Suddendusk looked thoughtful. Rill walked beside his father and waited, intensely curious about what his father might say next. It was always strange and wonderful to get glimpses of his parents as they had once been -– little cubs, just like him.
“You are not your mother,” Suddendusk finally said, as the hometrees grew visible through the trees ahead of them. “As a child, she would never stop riding her wolf-friend, because she couldn’t understand a future she couldn’t imagine. I do not doubt how much your mother loved her first wolf-friend, just as I don’t doubt your love for Softjoy. Yet you have my strengths as well as your mother’s. You can choose to be patient, in a way which she could not, at your age. So can you do the right thing, the patient thing? Can you do that, my son?”

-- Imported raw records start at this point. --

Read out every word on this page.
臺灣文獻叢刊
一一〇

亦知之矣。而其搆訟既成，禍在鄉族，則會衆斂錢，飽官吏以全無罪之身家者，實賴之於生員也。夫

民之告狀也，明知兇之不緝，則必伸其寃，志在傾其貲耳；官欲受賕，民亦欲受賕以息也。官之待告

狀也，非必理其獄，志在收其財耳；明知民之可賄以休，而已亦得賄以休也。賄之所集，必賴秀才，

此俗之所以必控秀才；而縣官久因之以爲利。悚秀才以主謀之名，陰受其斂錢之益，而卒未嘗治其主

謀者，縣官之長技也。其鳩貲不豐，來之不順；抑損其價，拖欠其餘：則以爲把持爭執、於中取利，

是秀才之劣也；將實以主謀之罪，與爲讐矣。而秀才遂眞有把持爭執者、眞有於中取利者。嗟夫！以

It was easier to take his mother’s stinging cuffs to the ear than it was to face this sober, gentle faith of his father’s. Rill took a deep breath and watched Softjoy’s buoyant trot as she nosed into a snowdrift at the foot of the Father Tree. He thought of the sad, crippled wolf-friend of his mother’s past, and of the terribly long wait it would be until late spring. Then he met his father’s waiting gaze, and nodded.
“I won’t ride Softjoy again,” he promised solemnly. “Not until the Chief says she’s ready to carry me.”
Suddendusk’s smile was as bright as the crisp winter sunlight, and his single green eye danced. He squeezed Rill’s shoulder once, with warmth. “That’s my boy,” Suddendusk murmured with pride.
Rill couldn’t help but smile himself, even though he knew that it would just be forever that he’d be left waiting. But late spring would come eventually It had to. And Rill was determined that he would be strong enough to be patient that long, no matter how hard a wait it would be.